Ditulis oleh: Abang @KhrytMohamad
Sebelumnya, berikan maafmu pada kami kawan. Kami alpha dalam
memperbaharui isi blog ini. Pagi ini akan kuceritakan hal yang baru saja
mengubah total kehidupan kami. Sebuah kalimat yang kuingat: "Orang yang paling cerdas adalah orang yang senantiasa mengingat kematian dan mempersiapkan untuknya." untuk penjelasan lengkap, kau bisa melipir ke tautan ini, kawan.
Kalimat tersebut awalnya hanyalah sebuah kalimat mutiara
bagiku. Namun kini, benar-benar terasa berbeda. Ramadhan silam, aku dinobatkan
sebagai pengisi pelatihan perencanaan hidup di Pesantren Kilat SMAN 54. Entah
kenapa, untuk pertamakalinya aku memasukkan perihal kematian. Ya, kurang lebih
begini kawan. Hidup kita Cuma kurang lebih 60-70 tahun, dan waktu yang singkat
tersebut akan menjadi bekal untuk kehidupan abadi kelak di akhirat (setidaknya ini
yang kupercaya sebagai muslim). Tetapi apa benar Cuma 60-70? Bisa jadi kurang,
bisa jadi bulan depan, esok, atau sejam kemudian kita tiada berdenyut nyawa.

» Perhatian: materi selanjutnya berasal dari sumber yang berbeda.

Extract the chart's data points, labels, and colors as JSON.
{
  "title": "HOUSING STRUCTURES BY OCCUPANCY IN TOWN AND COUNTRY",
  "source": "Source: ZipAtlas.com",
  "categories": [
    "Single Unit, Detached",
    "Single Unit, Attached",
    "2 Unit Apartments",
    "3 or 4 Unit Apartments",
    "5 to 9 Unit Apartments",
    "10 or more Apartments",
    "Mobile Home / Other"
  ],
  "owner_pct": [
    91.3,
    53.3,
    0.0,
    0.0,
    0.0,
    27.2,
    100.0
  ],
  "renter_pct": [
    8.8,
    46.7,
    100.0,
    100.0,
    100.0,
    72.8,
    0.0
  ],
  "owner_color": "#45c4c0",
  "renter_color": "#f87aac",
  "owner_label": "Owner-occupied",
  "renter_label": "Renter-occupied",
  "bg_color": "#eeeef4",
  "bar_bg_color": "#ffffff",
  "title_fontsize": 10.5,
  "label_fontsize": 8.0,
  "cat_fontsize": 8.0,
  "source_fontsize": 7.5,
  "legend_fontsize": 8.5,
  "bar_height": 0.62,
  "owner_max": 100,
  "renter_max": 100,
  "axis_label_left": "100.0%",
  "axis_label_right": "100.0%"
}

Ah, sungguh kawan, awalnya aku merasa hanya sedikit gemetar
saat menyampaikan itu dihadapan adik-adik 54. Namun, keduakali, tigakali,
empatkali, dan limakali tidaklah sama. Gemetar tersebut menjelma menjadi
ketakutan yang akut.
“Bisa jadi..... abang.... sejam ke..mudian...” sulit bagiku
melanjutkan kalimat ini. Berat, terasa benar-benar akan dijemput oleh “pembawa death-scythe”. Hatiku terisak pedih,
ternyata itu pula yang dirasakan beberapa adik di sana.
“Karena itu, teman-teman...” kesimpulan mulai kulayangkan
perlahan, “Apabila kita senantiasa mengingat kematian yang masih misteri ini,
kita akan melakukan yang terbaik.”
Materi yang terus kusampaikan itu perlahan terinternalisasi,
menari mari di dalam pikiran, meminta perhatian. Belum usai tariannya, aku
kembali ditimpali pesan kematian:
Ini, kawan.
Video tersebut sungguhlah tak kupikirkan sebelumnya, hanya
sebuah tontonan acak. Namun, hadir di saat yang tepat. Ia hadir di kala tarian
kematian mulai kelelahan, ia hadir sebagai musik penyemangat sehingga tak bisa
kututup panggung pikiran. Sang penari memaksa untuk terus ditonton.
Jadilah tercipta sebuah keinginan unik: ingin terus membahagiakannya,
tak ingin berpisah jarak dalam keadaan bersalah atau belum memberikan sentuhan
maaf. Ingin terus dzikrullah, ingin
terus dzikrulmaut. Terus sampai ia
benar-benar tiba.
Seperti tadi malam kawan, aku berpesan kepadanya sebelum
tidur:
“Dek, kalau kiranya nanti abang gabisa dibangunin untuk tahajud, jangan panik, solat aja lebih
dulu, setelah itu baru urus abang. Dan tetap solat tepat waktu, sholat dhuha,
dan sedekah.” Lalu kukecup keningnya seraya berkata, “i love you, dek”. Kaa-kata tersebut betul kuucapkan dengan perasaan seolah akan tiada.
Tahu bagaimana responnya, kawan? Ia menangis terisak-isak.
Mungkin terbayang betul bahwa aku suatu saat nanti hanya akan tersisa raga dan
nyawa. Tapi imbasnya, kawan. Luar biasa! Tidur kami yang luar biasa nyaman
diawali witir terlebih dahulu. Keinginan untuk tahajud menjadi membatin. Kuat
sekali. Alasan kami satu: tak ingin kami menghadapNya sebagai nyawa kelak dalam
kondisi belum beribadah, wajib maupun sunnah.
“Kita mesti terus mempersiapkan diri, dek. Karena memang,
akan tiba saatnya percakapan kita ini menjadi kenyataan.”
“iya, bang.”
Kami pun terlelap dengan hati yang tenang.